For more information about mail flow rules, see Mail flow rules in Exchange 2016.
Data loss prevention
The data loss prevention (DLP) feature will help you identify, monitor, and protect sensitive information in your organization through deep content analysis. DLP is a premium feature that is increasingly important for enterprise message systems because business-critical email includes sensitive data that needs to be protected. The DLP feature in Exchange Online enables you to protect sensitive data without affecting worker productivity.
You can configure DLP policies in the Exchange admin center (EAC) management interface, which allows you to:
Start with a pre-configured policy template that can help you detect specific types of sensitive information such as PCI-DSS data, Gramm-Leach-Bliley act data, or even locale-specific personally identifiable information (PII).
Use the full power of existing transport rule criteria and actions and add new transport rules.
Test the effectiveness of your DLP policies before fully enforcing them.
Incorporate your own custom DLP policy templates and sensitive information types.
Detect sensitive information in message attachments, body text, or subject lines and adjust the confidence level at which Exchange Online acts.
Detect sensitive form data by using Document Fingerprinting. Document Fingerprinting helps you easily create custom sensitive information types based on text-based forms that you can use to define transport rules and DLP policies.
Add Policy Tips, which can help reduce data loss by displaying a notice to your Outlook 2016, Outlook 2013, Outlook Web App, and OWA for Devices users and can also improve the effectiveness of your policies by allowing false-positive reporting.
Review incident data in DLP reports or add your own specific reports by using a generate incident report action.
For more information about DLP, see Data Loss Prevention.
You can configure Exchange Online to journal copies of emails to any external mailbox that can receive messages via SMTP. Journaling can help your organization respond to legal, regulatory, and organizational compliance requirements by recording inbound and outbound email communications. When planning for messaging retention and compliance, it's important to understand journaling and how it fits in with your organization's compliance policies.

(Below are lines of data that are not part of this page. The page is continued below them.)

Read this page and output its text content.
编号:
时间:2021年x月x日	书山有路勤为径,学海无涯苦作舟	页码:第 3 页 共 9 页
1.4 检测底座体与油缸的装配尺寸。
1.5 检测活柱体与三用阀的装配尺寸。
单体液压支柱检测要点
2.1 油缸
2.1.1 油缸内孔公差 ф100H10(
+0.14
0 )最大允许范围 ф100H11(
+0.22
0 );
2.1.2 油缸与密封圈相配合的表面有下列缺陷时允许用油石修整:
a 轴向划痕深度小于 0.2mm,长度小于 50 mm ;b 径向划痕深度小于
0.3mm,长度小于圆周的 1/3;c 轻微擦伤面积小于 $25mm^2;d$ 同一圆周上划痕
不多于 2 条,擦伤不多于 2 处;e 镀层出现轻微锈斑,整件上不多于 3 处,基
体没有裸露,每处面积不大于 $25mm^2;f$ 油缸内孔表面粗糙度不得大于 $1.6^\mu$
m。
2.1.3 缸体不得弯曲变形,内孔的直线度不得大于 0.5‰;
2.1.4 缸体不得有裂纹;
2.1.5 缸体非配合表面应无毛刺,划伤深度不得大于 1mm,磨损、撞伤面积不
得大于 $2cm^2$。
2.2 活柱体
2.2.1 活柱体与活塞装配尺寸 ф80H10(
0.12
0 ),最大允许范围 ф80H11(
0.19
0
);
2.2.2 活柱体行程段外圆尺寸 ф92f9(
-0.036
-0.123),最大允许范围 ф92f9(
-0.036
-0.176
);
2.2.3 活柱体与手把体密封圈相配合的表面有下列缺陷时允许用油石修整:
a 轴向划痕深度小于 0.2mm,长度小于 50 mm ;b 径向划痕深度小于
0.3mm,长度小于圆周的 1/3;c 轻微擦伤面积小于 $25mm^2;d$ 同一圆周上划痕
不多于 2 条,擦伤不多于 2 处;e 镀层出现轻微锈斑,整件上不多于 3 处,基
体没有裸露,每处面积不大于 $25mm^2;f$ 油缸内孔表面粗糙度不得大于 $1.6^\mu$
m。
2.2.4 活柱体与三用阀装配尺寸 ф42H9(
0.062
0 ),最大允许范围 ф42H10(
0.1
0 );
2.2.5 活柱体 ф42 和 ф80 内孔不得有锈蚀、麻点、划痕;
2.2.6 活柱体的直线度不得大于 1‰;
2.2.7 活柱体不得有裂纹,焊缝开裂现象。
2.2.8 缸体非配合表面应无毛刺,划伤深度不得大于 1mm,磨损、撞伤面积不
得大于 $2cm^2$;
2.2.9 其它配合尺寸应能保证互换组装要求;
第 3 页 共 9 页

You can manage journal rules by using the Exchange admin center or remote Windows PowerShell. You can configure journaling on a per-user and per-distribution list basis, and choose to journal only internal messages, only external messages, or both. Journaled messages include not only the original message but also information about the sender, recipients, copies, and blind copies.

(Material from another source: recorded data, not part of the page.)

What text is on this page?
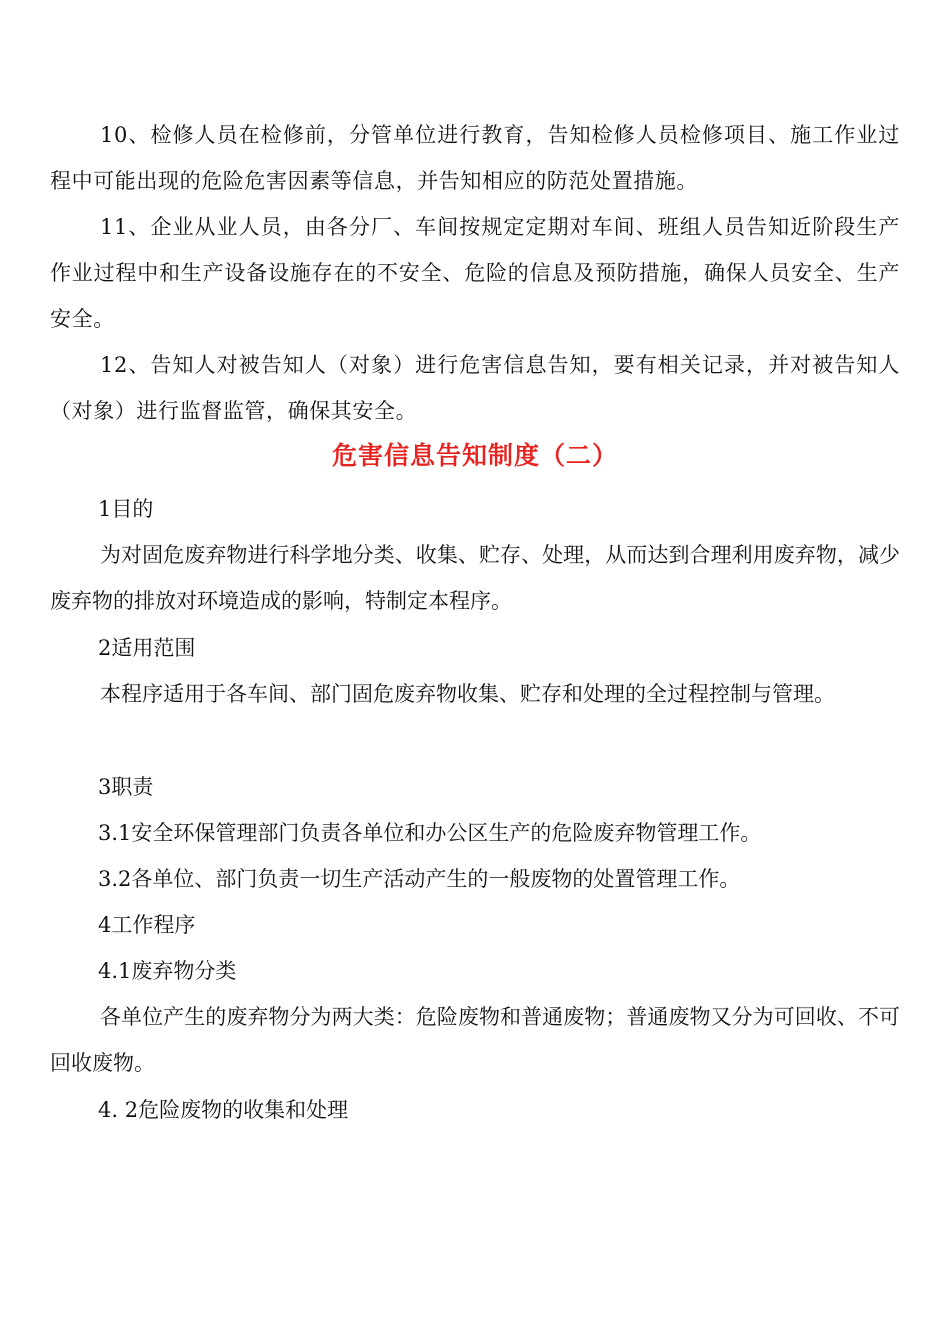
10、检修人员在检修前，分管单位进行教育，告知检修人员检修项目、施工作业过程中可能出现的危险危害因素等信息，并告知相应的防范处置措施。

11、企业从业人员，由各分厂、车间按规定定期对车间、班组人员告知近阶段生产作业过程中和生产设备设施存在的不安全、危险的信息及预防措施，确保人员安全、生产安全。

12、告知人对被告知人（对象）进行危害信息告知，要有相关记录，并对被告知人（对象）进行监督监管，确保其安全。

危害信息告知制度（二）

1目的

为对固危废弃物进行科学地分类、收集、贮存、处理，从而达到合理利用废弃物，减少废弃物的排放对环境造成的影响，特制定本程序。

2适用范围

本程序适用于各车间、部门固危废弃物收集、贮存和处理的全过程控制与管理。

3职责

3.1安全环保管理部门负责各单位和办公区生产的危险废弃物管理工作。

3.2各单位、部门负责一切生产活动产生的一般废物的处置管理工作。

4工作程序

4.1废弃物分类

各单位产生的废弃物分为两大类：危险废物和普通废物；普通废物又分为可回收、不可回收废物。

4. 2危险废物的收集和处理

To ensure a successful and reliable journaling solution, you need to complete the following tasks:
Make sure that the journaling destination is not be an Exchange Online mailbox.
Create in the customer directory a contact object for the SMTP target email address to be used for journaling.

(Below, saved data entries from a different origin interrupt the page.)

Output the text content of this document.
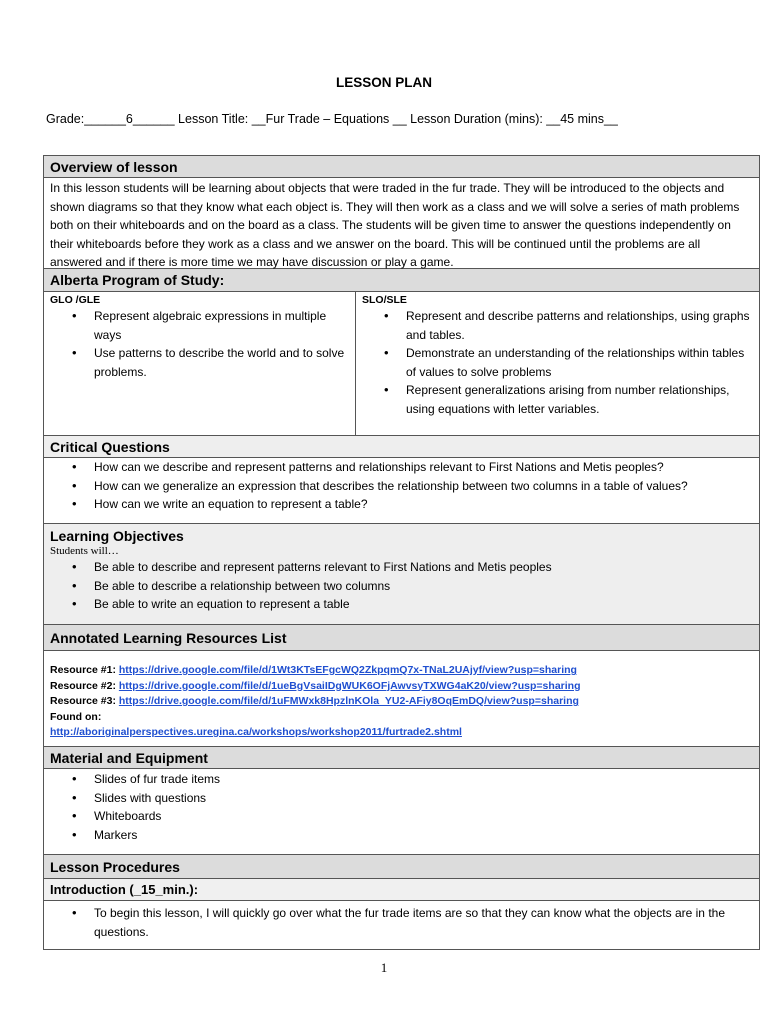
LESSON PLAN
Grade:______6______ Lesson Title: __Fur Trade – Equations __ Lesson Duration (mins): __45 mins__
Overview of lesson
In this lesson students will be learning about objects that were traded in the fur trade. They will be introduced to the objects and shown diagrams so that they know what each object is. They will then work as a class and we will solve a series of math problems both on their whiteboards and on the board as a class. The students will be given time to answer the questions independently on their whiteboards before they work as a class and we answer on the board. This will be continued until the problems are all answered and if there is more time we may have discussion or play a game.
Alberta Program of Study:
GLO /GLE
• Represent algebraic expressions in multiple ways
• Use patterns to describe the world and to solve problems.
SLO/SLE
• Represent and describe patterns and relationships, using graphs and tables.
• Demonstrate an understanding of the relationships within tables of values to solve problems
• Represent generalizations arising from number relationships, using equations with letter variables.
Critical Questions
• How can we describe and represent patterns and relationships relevant to First Nations and Metis peoples?
• How can we generalize an expression that describes the relationship between two columns in a table of values?
• How can we write an equation to represent a table?
Learning Objectives
Students will…
• Be able to describe and represent patterns relevant to First Nations and Metis peoples
• Be able to describe a relationship between two columns
• Be able to write an equation to represent a table
Annotated Learning Resources List
Resource #1: https://drive.google.com/file/d/1Wt3KTsEFgcWQ2ZkpqmQ7x-TNaL2UAjyf/view?usp=sharing
Resource #2: https://drive.google.com/file/d/1ueBgVsaiIDgWUK6OFjAwvsyTXWG4aK20/view?usp=sharing
Resource #3: https://drive.google.com/file/d/1uFMWxk8HpzlnKOla_YU2-AFiy8OqEmDQ/view?usp=sharing
Found on:
http://aboriginalperspectives.uregina.ca/workshops/workshop2011/furtrade2.shtml
Material and Equipment
• Slides of fur trade items
• Slides with questions
• Whiteboards
• Markers
Lesson Procedures
Introduction (_15_min.):
• To begin this lesson, I will quickly go over what the fur trade items are so that they can know what the objects are in the questions.
1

Create a second contact object as an alternative journal mailbox to capture any journal reports when the primary journal mailbox is unavailable.
Maintain proper management, redundancy, availability, performance, and functionality levels of the SMTP target to ensure successful mail acceptance always.
Provide respective interoperability with Exchange Server and Exchange transport including message formats, sender/recipient information integration, and appropriate content conversion.
For more information about journaling, see Journaling.
To view feature availability across Office 365 plans, standalone options, and on-premise solutions, see Exchange Online Service Description.